Definitions

from The American Heritage® Dictionary of the English Language, 5th Edition.

  • adjective Having a backbone or spinal column.
  • adjective Of or characteristic of vertebrates or a vertebrate.
  • noun Any of numerous chordate animals of the subphylum Vertebrata, characterized by a segmented spinal column and a distinct well-differentiated head. The vertebrates include the fishes, amphibians, reptiles, birds, and mammals.

from The Century Dictionary.

  • To make a vertebrate of; give a backbone to; hence, figuratively, to give firmness or resolution to.
  • Having vertebræ; characterized by the possession of a spinal column; backboned; in a wider sense, having a notochord, or chorda dorsalis; chordate; specifically, of or pertaining to the Vertebrata.

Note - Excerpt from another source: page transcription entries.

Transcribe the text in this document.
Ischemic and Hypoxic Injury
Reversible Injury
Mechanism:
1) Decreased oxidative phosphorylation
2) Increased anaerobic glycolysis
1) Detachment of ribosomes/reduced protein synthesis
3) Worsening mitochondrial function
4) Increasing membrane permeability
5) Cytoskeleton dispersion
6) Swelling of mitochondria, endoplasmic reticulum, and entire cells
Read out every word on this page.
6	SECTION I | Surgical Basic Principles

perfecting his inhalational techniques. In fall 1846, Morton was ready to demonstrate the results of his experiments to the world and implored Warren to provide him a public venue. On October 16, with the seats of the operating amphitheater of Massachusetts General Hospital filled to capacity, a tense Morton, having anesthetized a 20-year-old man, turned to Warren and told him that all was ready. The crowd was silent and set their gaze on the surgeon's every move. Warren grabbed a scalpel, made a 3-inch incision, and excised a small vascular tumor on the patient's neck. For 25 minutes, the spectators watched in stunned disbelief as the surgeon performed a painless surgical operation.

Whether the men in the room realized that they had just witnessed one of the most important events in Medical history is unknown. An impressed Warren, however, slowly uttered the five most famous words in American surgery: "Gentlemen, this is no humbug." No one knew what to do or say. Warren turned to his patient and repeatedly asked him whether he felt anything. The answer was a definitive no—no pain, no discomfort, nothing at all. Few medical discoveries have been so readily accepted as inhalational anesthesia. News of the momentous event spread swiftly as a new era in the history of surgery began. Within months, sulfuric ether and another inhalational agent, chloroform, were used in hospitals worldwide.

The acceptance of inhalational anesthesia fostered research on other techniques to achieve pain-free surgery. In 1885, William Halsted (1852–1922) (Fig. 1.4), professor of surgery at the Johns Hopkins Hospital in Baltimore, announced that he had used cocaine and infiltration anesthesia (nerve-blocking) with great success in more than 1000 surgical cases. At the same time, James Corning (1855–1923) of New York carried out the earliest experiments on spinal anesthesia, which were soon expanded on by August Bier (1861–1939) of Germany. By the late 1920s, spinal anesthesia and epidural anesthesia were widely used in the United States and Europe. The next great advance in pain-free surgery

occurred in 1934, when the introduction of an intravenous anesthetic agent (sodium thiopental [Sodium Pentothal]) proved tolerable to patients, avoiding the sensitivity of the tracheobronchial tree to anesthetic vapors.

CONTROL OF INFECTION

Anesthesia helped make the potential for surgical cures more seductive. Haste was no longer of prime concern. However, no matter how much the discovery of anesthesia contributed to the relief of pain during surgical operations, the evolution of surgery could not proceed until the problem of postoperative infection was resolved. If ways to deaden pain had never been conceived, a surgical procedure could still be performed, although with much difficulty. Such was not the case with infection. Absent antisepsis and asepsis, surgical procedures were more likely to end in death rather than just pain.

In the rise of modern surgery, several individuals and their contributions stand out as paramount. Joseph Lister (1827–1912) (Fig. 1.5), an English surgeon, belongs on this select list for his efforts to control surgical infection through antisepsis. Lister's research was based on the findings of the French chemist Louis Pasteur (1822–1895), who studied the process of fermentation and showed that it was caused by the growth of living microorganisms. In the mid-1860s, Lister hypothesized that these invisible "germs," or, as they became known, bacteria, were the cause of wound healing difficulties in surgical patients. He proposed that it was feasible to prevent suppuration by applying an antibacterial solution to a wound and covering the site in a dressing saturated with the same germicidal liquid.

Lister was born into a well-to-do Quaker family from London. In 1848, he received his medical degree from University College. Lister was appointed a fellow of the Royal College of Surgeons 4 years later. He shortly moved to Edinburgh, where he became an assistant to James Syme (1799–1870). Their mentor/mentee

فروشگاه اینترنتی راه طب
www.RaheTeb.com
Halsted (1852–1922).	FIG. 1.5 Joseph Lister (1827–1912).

Also vertebrated, and (rarely) vertebral.
  • Same as vertebral: as, a vertebrate theory of the skull.
  • In botany, contracted at intervals, like the vertebral column of animals, there being an articulation at each contraction, as in some leaves.
  • noun A vertebrated animal; any member of the Vertebrata, or, more broadly, of the Chordata: as, ascidians are supposed to be vertebrates.

from the GNU version of the Collaborative International Dictionary of English.

  • noun (Zoöl.) One of the Vertebrata.
  • adjective (Anat.) Having a backbone, or vertebral column, containing the spinal marrow, as man, quadrupeds, birds, amphibia, and fishes.
  • adjective (Bot.) Contracted at intervals, so as to resemble the spine in animals.
  • adjective (Zoöl.) Having movable joints resembling vertebræ; -- said of the arms of ophiurans.
  • adjective (Zoöl.) Of or pertaining to the Vertebrata; -- used only in the form vertebrate.

from Wiktionary, Creative Commons Attribution/Share-Alike License.

  • adjective Having a backbone.
  • noun An animal having a backbone.

from WordNet 3.0 Copyright 2006 by Princeton University. All rights reserved.

  • adjective having a backbone or spinal column
  • noun animals having a bony or cartilaginous skeleton with a segmented spinal column and a large brain enclosed in a skull or cranium

Etymologies

from The American Heritage® Dictionary of the English Language, 4th Edition

[Latin vertebrātus, having joints, from vertebra, vertebra; see vertebra.]